Conner and Pippa waited patiently while my heart pounded. Would this be the first glimpse into Galloway’s thoughts? The first time I’d learn what he was feeling because he damn well sure never talked about it.
Turning his back on the script, he hobbled past us, leaving us to catch up. The children dashed ahead, but I couldn’t stop my curiosity. Taking a few steps back, I stood over his words and tears filled my eyes.
I’m sick of not knowing if I’m healed or disabled for the rest of my life. I want my splint off so I know either way.
I looked at him making his way slowly up the beach. He didn’t look back. He didn’t make eye contact or give any glint that he wanted to discuss.
Not that he needed to.
It was perfectly self-explanatory.
His fear was genuine. His terror was tangible.
And it wouldn’t be the tide that made his wish come true.
It would be me.
Chapter Thirty-Four
...............................................
G A L L O W A Y
......
TOUCH.
She finally touched me.
And I let her.
Her fingers were hypnotically soft; moving over my face, across my lips, lingering on my throat.
My body instantly hardened.
I reached for her, but the touch dropped lower, across my sternum, along my lower belly, feathering on my hipbone to my thigh.
My cock stood up, begging to be granted the same treatment, but the touch vanished, tugging on something around my leg.
My teeth snapped together as the frustration I’d been fighting for months boiled over. Lashing out, I connected with hair.
Not a faceless face or dream-figmented breasts.
Hair.
Real.
My eyes flew open.
The dream ended.
And I shot upright only to slam back down again when I noticed it wasn’t a dream.
Estelle bowed over me. Her knees against my thigh, her fingers unbuckling the seat belts and fabric ties around my splint.
I sucked in a breath, whisper-hissing in the dark. “What the hell do you think you’re doing?”
Her eyes flashed then skittered across the camp to Pip and Conner. They slept in individual beds tonight, not needing each other’s support from the lonely memories of being parentless.

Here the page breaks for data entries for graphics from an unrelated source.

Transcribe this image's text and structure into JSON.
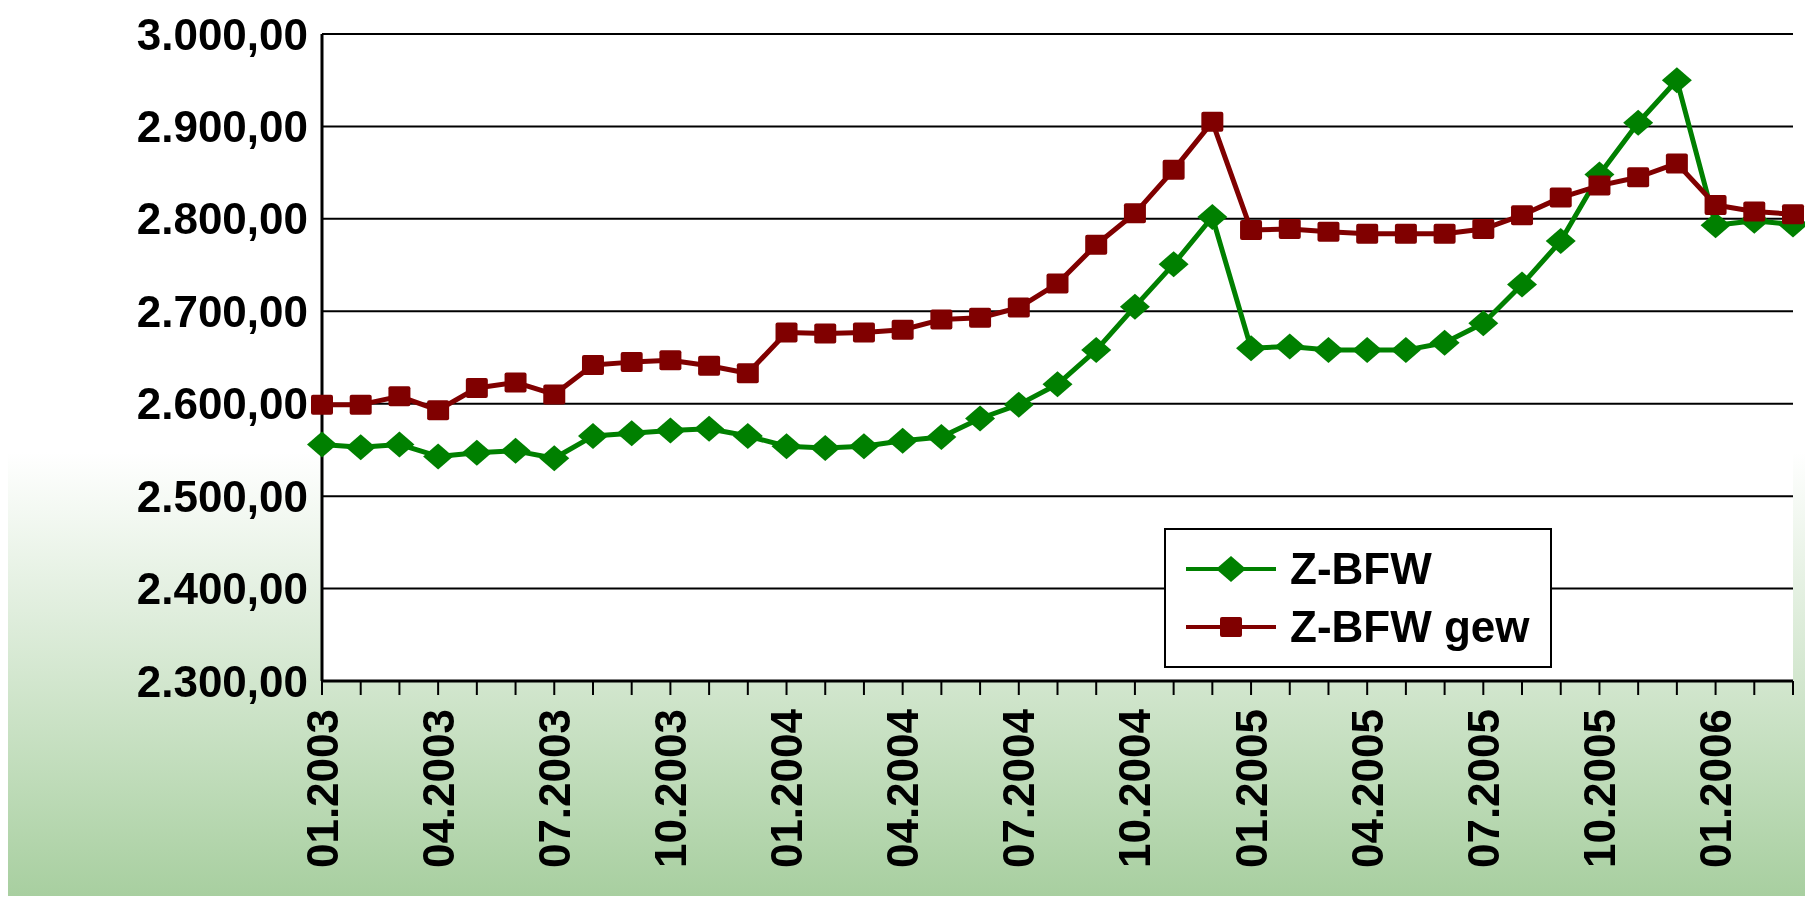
{
  "chart_data": {
    "type": "line",
    "categories": [
      "01.2003",
      null,
      null,
      "04.2003",
      null,
      null,
      "07.2003",
      null,
      null,
      "10.2003",
      null,
      null,
      "01.2004",
      null,
      null,
      "04.2004",
      null,
      null,
      "07.2004",
      null,
      null,
      "10.2004",
      null,
      null,
      "01.2005",
      null,
      null,
      "04.2005",
      null,
      null,
      "07.2005",
      null,
      null,
      "10.2005",
      null,
      null,
      "01.2006",
      null,
      null
    ],
    "series": [
      {
        "name": "Z-BFW",
        "color": "#008000",
        "marker": "diamond",
        "values": [
          2556,
          2553,
          2556,
          2543,
          2547,
          2549,
          2541,
          2565,
          2568,
          2571,
          2573,
          2565,
          2554,
          2552,
          2554,
          2560,
          2564,
          2584,
          2599,
          2621,
          2658,
          2705,
          2751,
          2802,
          2660,
          2662,
          2658,
          2658,
          2658,
          2666,
          2687,
          2729,
          2776,
          2848,
          2904,
          2950,
          2793,
          2798,
          2794
        ]
      },
      {
        "name": "Z-BFW gew",
        "color": "#800000",
        "marker": "square",
        "values": [
          2599,
          2599,
          2608,
          2593,
          2617,
          2623,
          2610,
          2642,
          2645,
          2647,
          2641,
          2633,
          2677,
          2676,
          2677,
          2680,
          2691,
          2693,
          2704,
          2730,
          2772,
          2806,
          2853,
          2905,
          2788,
          2789,
          2786,
          2784,
          2784,
          2784,
          2789,
          2804,
          2823,
          2836,
          2845,
          2860,
          2815,
          2808,
          2805
        ]
      }
    ],
    "ylim": [
      2300,
      3000
    ],
    "yticks": [
      {
        "value": 2300,
        "label": "2.300,00"
      },
      {
        "value": 2400,
        "label": "2.400,00"
      },
      {
        "value": 2500,
        "label": "2.500,00"
      },
      {
        "value": 2600,
        "label": "2.600,00"
      },
      {
        "value": 2700,
        "label": "2.700,00"
      },
      {
        "value": 2800,
        "label": "2.800,00"
      },
      {
        "value": 2900,
        "label": "2.900,00"
      },
      {
        "value": 3000,
        "label": "3.000,00"
      }
    ],
    "grid": "y",
    "legend": "bottom right",
    "line_style": "solid"
  }
}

She froze. “I’m doing what you want.”
“What I want?”
A Technicolor porno unravelled in my head. What I wanted was her mouth on my cock. What I wanted was her straddling my hips and me thrusting into her tight, hot heat.
What I wanted was her.
A thousand times her.
I gritted my teeth; balled my hands. I did everything I could to fight the undeniable urges volcanoing in my blood.
“Estelle, I suggest you move away from me.”
I gave her a warning.
I was a gentleman.
If I touched her now, kissed her, fucked her...it would be her fault for coming too close when she knew the uncrossable boundaries between us.
“Just tolerate me for a few seconds and then I’ll be gone.” Her eyes dropped back to my thigh.
Tolerate?
She thought I couldn’t tolerate her?
Shit, I was in love with her. I spent my days falling more and more into goddamn love with her, and she thought I could barely tolerate her?
Stupid, stupid woman.
I couldn’t do it.
I sat up to push her away but the last band of my splint came away and the two sticks clunked to the sand, freeing me.
I groaned in relief. The support had kept my ankle straight, but hell, it’d been heavy and uncomfortable.
She smiled in the darkness. “Feel better?”
I’d feel better with you lying on top of me.
I swallowed, nodding tightly. “Yes. Now, go away.”
Even as I said it, her eyes fell from my mouth to the raging hard-on between my legs. My heart waged war on every other organ. “Estelle...”
“Yes?” Her normal breath turned into tormenting pants.
“Get away from me.”
Hurt clashed in her eyes. She dropped her head. “I’m sorry.”
“I don’t know what for. But it’s time for you to leave.”
“I’m sorry for what I said that night.”
“What night?”
I knew exactly what night. The night she told me she wanted nothing to bloody do with me.
Her gaze flashed. “You know what.”
I chuckled caustically. “Oh, you mean the night you said you didn’t want me? That night?” I brushed aside my long hair. “Don’t worry about it. It’s fine. I’m over it.” Sitting a little higher, I growled, “Goodnight.”
She didn’t move.
For a bloody age, she didn’t move and everything inside howled to grab her. I had the control of a priestly saint not to fist her hair and kiss her—regardless what she said before.
But I didn’t.
Because I respected her.
And this island was too damn small to make a mistake with our friendship.
Because if I did kiss her, it would be a mistake.
And I’d made enough of those to last me a lifetime.
Finally, she moved. But not in the fashion I expected and needed. Oh hell no, her hand glided from her lap to my cock.
I jolted as if she’d shocked me with a hundred volts of power. “Goddammit, wha—what—” I couldn’t finish my sentence.
Her fingers stole my vocabulary as they wrapped sensually, possessively around my erection.